Rachel Springall, a Finance Expert at Moneyfacts, said: “Savers will be disappointed to find that all average fixed rates fell this month, so if they have been waiting for the market to improve since the end of 2019 – they will, in fact, find lower returns.
“It appears that savers refrained from locking their cash away during December 2019, perhaps in favour of moving their cash where it could be accessed more immediately. Indeed, the £1.1bn flow out of interest-bearing time deposits – such as with fixed-rate bonds – was the highest monthly outflow since July 2018, according to Bank of England data. This could well be attributed to market uncertainty, as £31.5bn flowed into sight deposits (such as easy access accounts) during 2019 – £3.4bn during December 2019 alone.
“According to the statistics for December 2019 from UK Finance, deposits held in immediate access accounts with high street banks increased by 3.5% year-on-year. While this may seem like a convenient and safe choice during times of economic uncertainty, savers may not be getting the best return on their cash. Our data shows that the average easy access rate on offer from a high street bank stands at just 0.43%.
“Savings providers still appear to be feeling pressure to adjust their market position regularly, as rates have continued to plummet across the fixed-rate market – causing a domino effect. The average shelf-life of a fixed rate bond has dropped to 68 days – the biggest month-on-month fall (from 95 days a month ago) seen since July 2019 and is the lowest number of days seen since October last year.
“Providers will need to keep a very close eye on the everchanging market, as just a few tweaks to the top rate deals can pull other deals into view. This movement can result in a rise in demand and subscription levels being filled much too quickly. However, if providers are quick and can adjust their position, they could perhaps avoid pulling their offer from the market entirely and from becoming oversubscribed.
“As less than two months remain until the new tax year, the drop in both the average longer-term and one-year fixed ISA rates could forewarn an uncertain ISA season for 2020, bad news for savers who may be hoping for better deals by April.

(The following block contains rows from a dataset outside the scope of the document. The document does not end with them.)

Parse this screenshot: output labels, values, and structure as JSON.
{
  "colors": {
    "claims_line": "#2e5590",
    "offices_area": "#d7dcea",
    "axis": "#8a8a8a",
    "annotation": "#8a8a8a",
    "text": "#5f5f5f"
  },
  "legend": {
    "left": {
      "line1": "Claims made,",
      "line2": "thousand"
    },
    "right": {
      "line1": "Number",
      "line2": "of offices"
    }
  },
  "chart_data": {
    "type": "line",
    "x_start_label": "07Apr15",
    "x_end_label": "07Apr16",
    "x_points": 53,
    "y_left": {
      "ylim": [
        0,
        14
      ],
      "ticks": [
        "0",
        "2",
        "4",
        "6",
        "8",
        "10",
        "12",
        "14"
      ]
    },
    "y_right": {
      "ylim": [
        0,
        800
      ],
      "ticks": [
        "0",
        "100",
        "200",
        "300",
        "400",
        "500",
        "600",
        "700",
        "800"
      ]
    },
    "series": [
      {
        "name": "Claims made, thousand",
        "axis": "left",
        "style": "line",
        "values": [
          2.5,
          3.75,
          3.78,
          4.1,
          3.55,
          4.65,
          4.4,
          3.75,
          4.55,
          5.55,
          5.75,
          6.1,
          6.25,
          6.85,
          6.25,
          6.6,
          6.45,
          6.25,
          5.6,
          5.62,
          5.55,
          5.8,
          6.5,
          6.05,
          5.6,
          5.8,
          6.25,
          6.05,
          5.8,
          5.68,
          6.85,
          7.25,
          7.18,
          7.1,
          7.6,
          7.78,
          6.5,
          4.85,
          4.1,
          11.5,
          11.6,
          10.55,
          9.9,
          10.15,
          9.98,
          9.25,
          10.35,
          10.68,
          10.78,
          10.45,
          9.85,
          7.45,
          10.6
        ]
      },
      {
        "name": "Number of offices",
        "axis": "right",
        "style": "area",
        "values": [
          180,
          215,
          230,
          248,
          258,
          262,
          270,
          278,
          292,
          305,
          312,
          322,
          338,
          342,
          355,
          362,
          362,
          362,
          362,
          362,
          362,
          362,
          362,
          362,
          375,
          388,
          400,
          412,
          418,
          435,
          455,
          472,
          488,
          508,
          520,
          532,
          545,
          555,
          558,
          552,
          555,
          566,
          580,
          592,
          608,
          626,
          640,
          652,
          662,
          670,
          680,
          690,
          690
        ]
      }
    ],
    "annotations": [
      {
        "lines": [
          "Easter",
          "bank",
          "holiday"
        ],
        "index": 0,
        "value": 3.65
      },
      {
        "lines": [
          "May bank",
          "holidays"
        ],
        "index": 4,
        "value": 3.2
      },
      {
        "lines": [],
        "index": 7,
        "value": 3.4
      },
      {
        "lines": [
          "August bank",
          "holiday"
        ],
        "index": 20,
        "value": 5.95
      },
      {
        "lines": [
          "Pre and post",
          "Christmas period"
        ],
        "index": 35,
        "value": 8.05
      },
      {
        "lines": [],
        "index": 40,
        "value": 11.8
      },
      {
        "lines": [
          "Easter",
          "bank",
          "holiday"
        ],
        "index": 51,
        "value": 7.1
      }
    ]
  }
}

“It’s clear to see that any positive impact that was driven by challenger bank competition and two base rate rises over the past two years has unravelled and it is uncertain how much time will need to pass for the market to rejuvenate.”
Related news: It has been announced that National Saving has slashed its interest rates and Premium Bond prizes dealing yet another blow to the nation’s savers who have already suffered due to continued low interest rates.
Founder and MD of Sourced Capital, Stephen Moss, commented: “Yet another blow for those trying their best to accumulate any kind of savings pot and perhaps the final nail in the coffin for the vast array of savings based products available to the consumer, as more and more are opting to move away from these traditional options due to the pitiful returns they now provide.
While extremely low-interest rates are all well and good when it comes to stimulating spending to boost the economy, they have created a very tough landscape for those that are unable to tuck away enough money to spend in the first place.
The Bank of England must do something to encourage more people to accumulate a stable financial foundation for their future, and while we certainly don’t want a return to the double-digit rates of the eighties and early nineties, many will be hoping for a boost via an increase in interest rates in next month’s budget.”